Prepping & Grilling the Chicken
  1. Place your chicken breasts on a clean cutting board and cover them with a sheet of plastic wrap. Gently pound the thickest parts of the breasts until the entire piece is an even 3/4-inch (2cm) thickness.
  2. In a medium mixing bowl, combine the finely chopped green parsley, fresh oregano, minced garlic, crushed red pepper flakes, kosher salt, and black pepper. Pour in the 1/4 cup (60ml) of extra virgin olive oil and stir vigorously into a thick paste.
  3. Pat the chicken breasts completely dry with a paper towel. Generously slather the thick green herb paste over both sides of the chicken, pressing firmly so it sticks.
  4. Preheat your grill or cast-iron grill pan over medium-high heat. Lay the chicken breasts down and do not move them for 5-6 minutes to establish deep charred grill marks.
  5. Flip the chicken breasts and cook for an additional 5-6 minutes on the second side, until the internal temperature reaches 160°F (71°C).
  6. Transfer the chicken to a cutting board to rest for 5 minutes. Toss the red cherry tomatoes into a hot skillet with 1 tbsp (15ml) olive oil and sear for 2-3 minutes until blistered.

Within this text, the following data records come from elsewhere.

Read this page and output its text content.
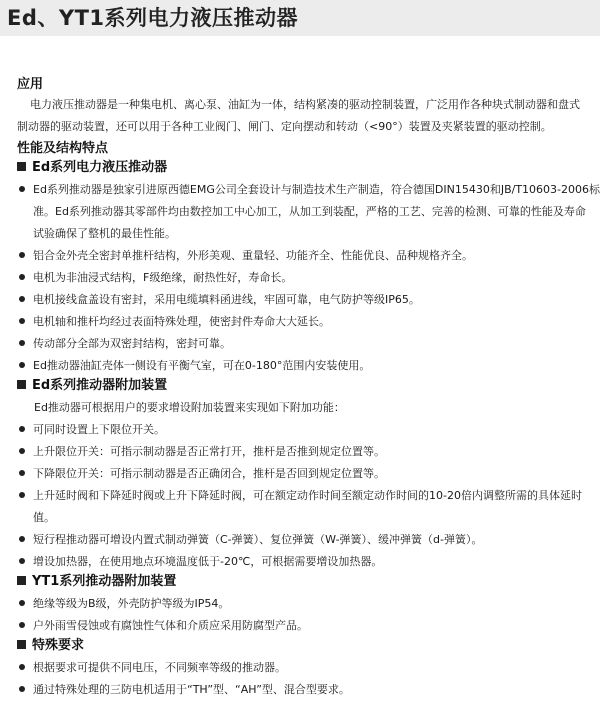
Ed、YT1系列电力液压推动器
应用
电力液压推动器是一种集电机、离心泵、油缸为一体，结构紧凑的驱动控制装置，广泛用作各种块式制动器和盘式
制动器的驱动装置，还可以用于各种工业阀门、闸门、定向摆动和转动（<90°）装置及夹紧装置的驱动控制。
性能及结构特点
Ed系列电力液压推动器
Ed系列推动器是独家引进原西德EMG公司全套设计与制造技术生产制造，符合德国DIN15430和JB/T10603-2006标
准。Ed系列推动器其零部件均由数控加工中心加工，从加工到装配，严格的工艺、完善的检测、可靠的性能及寿命
试验确保了整机的最佳性能。
铝合金外壳全密封单推杆结构，外形美观、重量轻、功能齐全、性能优良、品种规格齐全。
电机为非油浸式结构，F级绝缘，耐热性好，寿命长。
电机接线盒盖设有密封，采用电缆填料函进线，牢固可靠，电气防护等级IP65。
电机轴和推杆均经过表面特殊处理，使密封件寿命大大延长。
传动部分全部为双密封结构，密封可靠。
Ed推动器油缸壳体一侧设有平衡气室，可在0-180°范围内安装使用。
Ed系列推动器附加装置
Ed推动器可根据用户的要求增设附加装置来实现如下附加功能：
可同时设置上下限位开关。
上升限位开关：可指示制动器是否正常打开，推杆是否推到规定位置等。
下降限位开关：可指示制动器是否正确闭合，推杆是否回到规定位置等。
上升延时阀和下降延时阀或上升下降延时阀，可在额定动作时间至额定动作时间的10-20倍内调整所需的具体延时
值。
短行程推动器可增设内置式制动弹簧（C-弹簧）、复位弹簧（W-弹簧）、缓冲弹簧（d-弹簧）。
增设加热器，在使用地点环境温度低于-20℃，可根据需要增设加热器。
YT1系列推动器附加装置
绝缘等级为B级，外壳防护等级为IP54。
户外雨雪侵蚀或有腐蚀性气体和介质应采用防腐型产品。
特殊要求
根据要求可提供不同电压，不同频率等级的推动器。
通过特殊处理的三防电机适用于“TH”型、“AH”型、混合型要求。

  7. Arrange the glistening chicken on a rustic white ceramic plate. Scatter the blistered cherry tomatoes and whole kalamata olives around the meat. Garnish with thick wedges of fresh yellow lemon.

Notes

Tip 1: Always dry your chicken thoroughly before applying the herb paste to ensure it adheres during high-heat cooking.
Tip 2: Do not squeeze the fresh lemon wedges over the chicken until right before eating; the acid will turn the bright green herbs brown if applied too early.